06.Cross-Site Scripting (XSS) Mitigation:
- Filter the user input strictly from the point it is received.
- Headers like “Content-Type” and “X-Content-Type” should be used to ensure that browsers interpret in an intended manner.
- As the last line of defence, use CSP (Content Security Policy) to reduce risk.
07.Cross-Site Request Forgery (CSRF) Mitigation:
- CSRF Token should not be predictable. It should be tied to the user’s session and checked before any relevant action executed in the user account.
- CSRF Token should be transmitted through POST requests in a hidden field.
- Transmitting CSRF Token within a custom request header is more secure as it is not shared cross-domain generally.
- The token should be stored on server-side and properly validated.
- SameSite cookie attribute can be used to control cookie submission.
- SameSite attribute can be used inside the “Set-Cookie” header with values like “Strict” or “Lax”.
08.XML External Entity Injection (XXE) Mitigation:
- Disable dangerous XML features which are not intended to be used.
- Disable “XInclude” support and resolution of external entities.
09.Cross-Origin Resource Sharing (CORS) Mitigation:
- Web resources with sensitive information should be specified properly in the “Access-Control-Origin” header.
- Only trustable sites should be specified in the “Access-Control-Origin” header.
- Avoid using a header with “: null” value.
- Avoid Wildcards “*” in internal networks.
- CORS is not a substitute for server-side security policies.
10.HTTP Request Smuggling Mitigation:
- Disable reuse of back-end connection. It will send each request over a separate network connection.
- Use HTTP/2 protocol for back-end connection. It prevents ambiguity about the boundaries between requests.
- Front-end and back-end servers should use the same web server software.
- Additional steps can be added like normalizing ambiguous requests from the front-end or rejecting ambiguous requests at the back-end and closing the connection. But these methods are more error-prone.
11.OS Command Injection Mitigation Strategies:
- Strict input validation.
- Validation against the list of permitted values.
- Validation that input is a number.
- Validating that input contains only alphanumeric; No other syntax or whitespace.
12.Server-side Template Injection Mitigation:
- If it is not a requirement then modifying or submission of new templates should be avoided.

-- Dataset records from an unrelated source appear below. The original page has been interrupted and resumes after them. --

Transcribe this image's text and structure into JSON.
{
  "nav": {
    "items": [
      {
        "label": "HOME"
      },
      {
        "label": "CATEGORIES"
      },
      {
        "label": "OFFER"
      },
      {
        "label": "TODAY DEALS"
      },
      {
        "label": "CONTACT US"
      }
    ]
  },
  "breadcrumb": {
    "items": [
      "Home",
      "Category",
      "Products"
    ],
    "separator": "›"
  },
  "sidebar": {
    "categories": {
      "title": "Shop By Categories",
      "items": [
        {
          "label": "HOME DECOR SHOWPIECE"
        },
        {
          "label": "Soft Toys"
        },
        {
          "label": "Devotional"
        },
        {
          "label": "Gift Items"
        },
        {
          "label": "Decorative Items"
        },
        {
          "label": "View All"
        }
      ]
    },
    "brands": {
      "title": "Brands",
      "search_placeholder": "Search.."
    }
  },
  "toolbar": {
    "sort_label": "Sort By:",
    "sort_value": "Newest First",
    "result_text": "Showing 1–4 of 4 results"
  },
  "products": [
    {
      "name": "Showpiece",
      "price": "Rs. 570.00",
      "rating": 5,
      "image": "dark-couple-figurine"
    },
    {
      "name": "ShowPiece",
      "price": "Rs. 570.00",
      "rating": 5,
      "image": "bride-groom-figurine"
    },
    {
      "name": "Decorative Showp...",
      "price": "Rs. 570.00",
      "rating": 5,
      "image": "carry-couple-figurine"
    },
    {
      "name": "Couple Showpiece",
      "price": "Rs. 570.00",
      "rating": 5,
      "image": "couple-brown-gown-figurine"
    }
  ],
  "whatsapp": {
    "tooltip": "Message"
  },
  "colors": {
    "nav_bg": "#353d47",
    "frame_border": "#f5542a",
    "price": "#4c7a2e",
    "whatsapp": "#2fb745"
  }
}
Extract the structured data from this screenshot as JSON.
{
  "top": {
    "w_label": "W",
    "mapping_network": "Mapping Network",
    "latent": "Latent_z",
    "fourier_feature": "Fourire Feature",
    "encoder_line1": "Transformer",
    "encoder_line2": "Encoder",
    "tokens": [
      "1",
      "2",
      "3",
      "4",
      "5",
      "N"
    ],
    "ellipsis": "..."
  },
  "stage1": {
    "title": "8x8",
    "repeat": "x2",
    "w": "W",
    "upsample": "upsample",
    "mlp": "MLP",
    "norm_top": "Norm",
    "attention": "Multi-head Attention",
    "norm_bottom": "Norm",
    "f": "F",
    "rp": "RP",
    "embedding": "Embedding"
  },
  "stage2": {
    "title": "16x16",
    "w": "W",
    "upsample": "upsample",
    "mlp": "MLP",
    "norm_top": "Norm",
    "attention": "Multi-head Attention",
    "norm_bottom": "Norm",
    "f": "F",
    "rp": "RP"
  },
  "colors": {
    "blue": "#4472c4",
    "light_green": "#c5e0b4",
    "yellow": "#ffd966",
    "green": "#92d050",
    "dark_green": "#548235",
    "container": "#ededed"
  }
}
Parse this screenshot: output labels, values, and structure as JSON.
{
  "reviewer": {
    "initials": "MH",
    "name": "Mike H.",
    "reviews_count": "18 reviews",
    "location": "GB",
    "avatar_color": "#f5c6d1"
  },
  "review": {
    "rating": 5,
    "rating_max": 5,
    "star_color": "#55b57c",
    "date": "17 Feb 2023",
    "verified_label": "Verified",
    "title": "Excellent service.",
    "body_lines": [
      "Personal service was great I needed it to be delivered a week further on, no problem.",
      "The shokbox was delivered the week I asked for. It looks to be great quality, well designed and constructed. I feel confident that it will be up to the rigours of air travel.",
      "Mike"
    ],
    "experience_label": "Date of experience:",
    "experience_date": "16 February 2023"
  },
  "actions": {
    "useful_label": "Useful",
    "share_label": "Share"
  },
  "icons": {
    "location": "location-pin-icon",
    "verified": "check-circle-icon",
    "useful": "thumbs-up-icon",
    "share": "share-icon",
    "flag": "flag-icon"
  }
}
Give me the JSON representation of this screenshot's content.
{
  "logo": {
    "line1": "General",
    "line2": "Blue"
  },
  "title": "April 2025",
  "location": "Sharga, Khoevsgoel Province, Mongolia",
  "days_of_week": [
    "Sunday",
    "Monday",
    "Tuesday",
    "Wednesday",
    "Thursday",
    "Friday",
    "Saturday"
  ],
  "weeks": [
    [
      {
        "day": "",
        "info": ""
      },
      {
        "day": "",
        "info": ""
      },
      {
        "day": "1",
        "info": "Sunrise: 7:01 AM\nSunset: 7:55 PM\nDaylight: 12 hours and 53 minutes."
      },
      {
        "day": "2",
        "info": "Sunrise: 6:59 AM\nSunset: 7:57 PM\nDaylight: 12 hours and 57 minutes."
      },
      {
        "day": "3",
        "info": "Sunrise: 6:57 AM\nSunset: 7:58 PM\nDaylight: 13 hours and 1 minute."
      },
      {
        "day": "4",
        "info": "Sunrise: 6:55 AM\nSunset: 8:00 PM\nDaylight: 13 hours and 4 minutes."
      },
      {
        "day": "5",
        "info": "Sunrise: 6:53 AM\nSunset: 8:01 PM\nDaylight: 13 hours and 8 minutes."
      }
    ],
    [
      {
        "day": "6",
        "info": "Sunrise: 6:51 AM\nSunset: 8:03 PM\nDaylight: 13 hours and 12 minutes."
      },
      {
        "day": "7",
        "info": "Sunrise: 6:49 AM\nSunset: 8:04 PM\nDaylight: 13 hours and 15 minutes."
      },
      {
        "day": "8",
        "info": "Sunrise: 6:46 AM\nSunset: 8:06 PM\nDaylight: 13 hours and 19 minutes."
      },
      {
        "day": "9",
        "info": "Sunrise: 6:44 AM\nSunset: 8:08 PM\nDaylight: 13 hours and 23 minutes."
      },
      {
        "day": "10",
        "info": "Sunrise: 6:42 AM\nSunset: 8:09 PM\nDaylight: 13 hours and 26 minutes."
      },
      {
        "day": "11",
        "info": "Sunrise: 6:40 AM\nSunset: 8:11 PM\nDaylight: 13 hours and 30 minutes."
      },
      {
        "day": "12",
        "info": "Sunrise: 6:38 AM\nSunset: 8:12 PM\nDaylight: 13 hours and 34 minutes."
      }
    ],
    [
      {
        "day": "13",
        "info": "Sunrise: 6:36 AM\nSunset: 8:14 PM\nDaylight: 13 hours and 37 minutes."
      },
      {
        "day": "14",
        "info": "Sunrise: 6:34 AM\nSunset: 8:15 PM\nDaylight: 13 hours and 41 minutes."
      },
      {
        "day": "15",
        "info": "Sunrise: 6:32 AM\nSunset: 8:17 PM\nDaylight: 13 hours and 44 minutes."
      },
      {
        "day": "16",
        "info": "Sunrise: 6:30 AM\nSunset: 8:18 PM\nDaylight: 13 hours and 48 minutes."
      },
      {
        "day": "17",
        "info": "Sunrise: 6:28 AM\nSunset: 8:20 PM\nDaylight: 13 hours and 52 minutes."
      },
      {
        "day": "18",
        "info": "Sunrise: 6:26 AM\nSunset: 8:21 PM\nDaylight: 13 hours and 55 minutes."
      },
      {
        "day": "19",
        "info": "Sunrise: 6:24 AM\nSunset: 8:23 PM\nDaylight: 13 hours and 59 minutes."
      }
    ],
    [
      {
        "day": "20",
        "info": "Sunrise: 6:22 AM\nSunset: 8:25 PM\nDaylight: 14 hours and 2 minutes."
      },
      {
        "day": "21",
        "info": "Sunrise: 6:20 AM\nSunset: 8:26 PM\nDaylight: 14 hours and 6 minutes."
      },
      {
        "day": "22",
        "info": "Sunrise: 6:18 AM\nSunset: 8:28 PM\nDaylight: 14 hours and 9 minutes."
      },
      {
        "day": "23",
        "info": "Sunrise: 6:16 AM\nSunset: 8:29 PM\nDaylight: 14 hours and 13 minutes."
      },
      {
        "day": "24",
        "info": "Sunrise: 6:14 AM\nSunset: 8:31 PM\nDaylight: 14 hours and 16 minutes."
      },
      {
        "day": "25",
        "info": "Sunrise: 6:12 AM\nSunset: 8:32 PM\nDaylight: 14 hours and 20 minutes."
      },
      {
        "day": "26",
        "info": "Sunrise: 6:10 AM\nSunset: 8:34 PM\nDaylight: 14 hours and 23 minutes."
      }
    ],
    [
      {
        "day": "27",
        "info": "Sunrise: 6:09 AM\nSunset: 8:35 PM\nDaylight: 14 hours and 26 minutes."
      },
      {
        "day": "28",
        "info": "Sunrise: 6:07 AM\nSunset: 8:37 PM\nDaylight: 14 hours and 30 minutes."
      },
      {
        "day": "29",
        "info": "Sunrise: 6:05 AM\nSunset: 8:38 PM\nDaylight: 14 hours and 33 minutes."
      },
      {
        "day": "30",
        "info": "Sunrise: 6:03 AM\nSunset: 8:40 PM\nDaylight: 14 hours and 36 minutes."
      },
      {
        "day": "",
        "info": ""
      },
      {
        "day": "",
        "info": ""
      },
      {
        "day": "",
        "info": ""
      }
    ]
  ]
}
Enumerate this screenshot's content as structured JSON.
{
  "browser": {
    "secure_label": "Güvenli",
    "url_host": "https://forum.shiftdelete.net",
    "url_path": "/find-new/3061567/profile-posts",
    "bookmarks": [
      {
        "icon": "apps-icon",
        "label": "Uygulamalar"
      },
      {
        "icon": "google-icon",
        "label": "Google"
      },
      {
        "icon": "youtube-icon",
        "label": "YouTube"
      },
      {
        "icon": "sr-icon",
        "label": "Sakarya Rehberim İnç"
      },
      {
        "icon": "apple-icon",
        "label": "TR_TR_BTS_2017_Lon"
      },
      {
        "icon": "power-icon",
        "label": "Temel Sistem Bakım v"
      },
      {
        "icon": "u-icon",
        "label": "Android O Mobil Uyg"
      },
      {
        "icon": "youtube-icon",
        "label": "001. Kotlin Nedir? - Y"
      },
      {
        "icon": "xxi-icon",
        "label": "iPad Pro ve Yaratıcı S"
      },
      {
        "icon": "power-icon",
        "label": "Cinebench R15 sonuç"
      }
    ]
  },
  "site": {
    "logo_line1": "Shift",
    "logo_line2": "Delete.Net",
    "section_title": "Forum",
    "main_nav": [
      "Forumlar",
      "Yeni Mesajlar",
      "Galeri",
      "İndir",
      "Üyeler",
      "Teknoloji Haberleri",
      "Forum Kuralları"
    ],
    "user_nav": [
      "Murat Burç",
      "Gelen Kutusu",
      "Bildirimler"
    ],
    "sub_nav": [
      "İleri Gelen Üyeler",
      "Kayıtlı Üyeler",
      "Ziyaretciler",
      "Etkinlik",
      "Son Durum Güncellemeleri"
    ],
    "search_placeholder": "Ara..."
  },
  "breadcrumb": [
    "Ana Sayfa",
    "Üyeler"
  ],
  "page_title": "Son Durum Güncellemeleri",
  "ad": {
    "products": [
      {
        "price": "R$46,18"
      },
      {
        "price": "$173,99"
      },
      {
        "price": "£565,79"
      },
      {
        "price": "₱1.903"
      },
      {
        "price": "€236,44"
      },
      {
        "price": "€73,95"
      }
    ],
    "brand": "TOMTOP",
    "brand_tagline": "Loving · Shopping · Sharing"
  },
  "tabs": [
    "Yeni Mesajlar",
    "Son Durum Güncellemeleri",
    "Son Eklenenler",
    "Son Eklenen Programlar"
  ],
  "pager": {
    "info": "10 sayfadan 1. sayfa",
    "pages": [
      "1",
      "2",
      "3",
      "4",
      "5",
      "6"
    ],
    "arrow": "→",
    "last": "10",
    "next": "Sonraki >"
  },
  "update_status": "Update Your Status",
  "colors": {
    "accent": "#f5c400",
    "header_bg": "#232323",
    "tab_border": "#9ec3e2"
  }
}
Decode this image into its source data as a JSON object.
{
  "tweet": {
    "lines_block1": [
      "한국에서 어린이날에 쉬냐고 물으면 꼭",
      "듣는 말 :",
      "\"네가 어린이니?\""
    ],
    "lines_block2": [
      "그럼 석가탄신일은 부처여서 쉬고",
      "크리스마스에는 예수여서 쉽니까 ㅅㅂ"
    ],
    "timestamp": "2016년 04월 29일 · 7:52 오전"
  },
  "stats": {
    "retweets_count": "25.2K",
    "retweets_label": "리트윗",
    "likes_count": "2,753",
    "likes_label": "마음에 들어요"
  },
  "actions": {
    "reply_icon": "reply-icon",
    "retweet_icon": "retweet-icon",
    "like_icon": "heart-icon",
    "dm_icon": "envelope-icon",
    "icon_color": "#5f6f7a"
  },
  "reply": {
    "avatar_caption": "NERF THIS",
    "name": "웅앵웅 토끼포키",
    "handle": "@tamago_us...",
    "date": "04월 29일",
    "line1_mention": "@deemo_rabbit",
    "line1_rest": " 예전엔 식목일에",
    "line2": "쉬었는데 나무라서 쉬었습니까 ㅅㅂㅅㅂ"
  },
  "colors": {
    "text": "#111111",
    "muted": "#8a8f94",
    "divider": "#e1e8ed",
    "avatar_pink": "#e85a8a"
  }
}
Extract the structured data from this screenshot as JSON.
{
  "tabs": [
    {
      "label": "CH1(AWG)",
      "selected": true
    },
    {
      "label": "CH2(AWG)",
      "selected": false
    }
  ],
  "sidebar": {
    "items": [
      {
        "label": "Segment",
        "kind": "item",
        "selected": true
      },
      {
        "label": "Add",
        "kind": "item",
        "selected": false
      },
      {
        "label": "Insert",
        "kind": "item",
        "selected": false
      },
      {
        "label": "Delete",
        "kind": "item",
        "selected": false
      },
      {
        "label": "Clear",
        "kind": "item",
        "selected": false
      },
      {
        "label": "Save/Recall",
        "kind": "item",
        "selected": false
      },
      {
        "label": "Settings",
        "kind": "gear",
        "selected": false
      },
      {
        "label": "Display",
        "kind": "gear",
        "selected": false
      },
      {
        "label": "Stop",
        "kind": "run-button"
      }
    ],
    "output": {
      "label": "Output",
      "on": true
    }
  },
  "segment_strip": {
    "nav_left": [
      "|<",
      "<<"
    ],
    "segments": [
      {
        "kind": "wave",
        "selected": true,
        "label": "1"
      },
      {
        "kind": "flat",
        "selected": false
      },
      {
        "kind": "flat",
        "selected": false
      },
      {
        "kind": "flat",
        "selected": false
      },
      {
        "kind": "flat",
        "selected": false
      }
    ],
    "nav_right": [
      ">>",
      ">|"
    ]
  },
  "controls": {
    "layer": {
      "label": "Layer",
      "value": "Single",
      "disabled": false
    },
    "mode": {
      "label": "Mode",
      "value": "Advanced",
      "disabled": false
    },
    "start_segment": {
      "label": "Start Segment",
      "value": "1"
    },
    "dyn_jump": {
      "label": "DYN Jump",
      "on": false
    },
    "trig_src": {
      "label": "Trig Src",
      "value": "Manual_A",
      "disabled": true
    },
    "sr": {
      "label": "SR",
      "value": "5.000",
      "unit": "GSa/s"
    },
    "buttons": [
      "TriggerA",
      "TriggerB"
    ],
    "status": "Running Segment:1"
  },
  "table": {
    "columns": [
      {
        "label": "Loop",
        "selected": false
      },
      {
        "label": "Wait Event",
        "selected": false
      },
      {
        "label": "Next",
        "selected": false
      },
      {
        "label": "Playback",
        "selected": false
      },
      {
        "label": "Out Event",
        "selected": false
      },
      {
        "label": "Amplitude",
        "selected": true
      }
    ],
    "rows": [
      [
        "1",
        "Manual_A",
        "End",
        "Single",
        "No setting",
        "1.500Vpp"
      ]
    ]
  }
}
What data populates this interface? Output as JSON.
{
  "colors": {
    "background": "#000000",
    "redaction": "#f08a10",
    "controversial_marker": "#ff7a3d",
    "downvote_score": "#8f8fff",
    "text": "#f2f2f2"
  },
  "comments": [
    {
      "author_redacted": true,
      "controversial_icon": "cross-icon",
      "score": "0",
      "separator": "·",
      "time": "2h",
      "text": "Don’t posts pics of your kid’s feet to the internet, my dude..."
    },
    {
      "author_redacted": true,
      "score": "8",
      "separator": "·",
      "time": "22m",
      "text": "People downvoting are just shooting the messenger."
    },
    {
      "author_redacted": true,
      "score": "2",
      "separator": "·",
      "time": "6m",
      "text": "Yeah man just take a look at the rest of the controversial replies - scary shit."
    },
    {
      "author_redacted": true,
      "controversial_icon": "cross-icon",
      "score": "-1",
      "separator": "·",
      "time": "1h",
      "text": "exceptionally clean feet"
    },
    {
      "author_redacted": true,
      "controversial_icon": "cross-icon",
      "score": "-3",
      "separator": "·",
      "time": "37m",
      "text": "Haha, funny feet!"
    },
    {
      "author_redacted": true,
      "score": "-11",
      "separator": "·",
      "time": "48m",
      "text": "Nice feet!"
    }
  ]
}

- Use a “Logic-less” template engine if possible.
- Another way is to execute users’ code in a sandboxed environment.
- Deploy the template environment in a lock-down docker container.
13.Directory Traversal Mitigation Strategies:
- User-supplied input should not be passed to filesystem APIs together.
- If the above condition is not possible to implement then use two-layer defence given below:
- The application should validate user input and should make sure it only contains permitted content.
- The application should append the input to the base directory and use a platform filesystem API to canonicalize the path. It should verify that the canonicalized path starts with the expected base directory.
14.Access Control Mitigation Strategies:
- Don’t rely only on obfuscation for access control.
- Use deny access by default and only allow access to resources which need to be public.
- Enforce access control throughout the application using a single mechanism.
- Audit and test access-control.
15.Securing WebSocket Connection:
- Use WebSocket over TLS protocol (wss://).
- Websocket URL of the end-point should be hard-coded and it should not include user-controllable data.
- Cross-site WebSocket hijacking vulnerabilities can be avoided by protecting WebSocket handshake messages against CSRF.
- To prevent vulnerabilities like SQL Injection and Cross-site Scripting, the server and clients end data should be handled safely.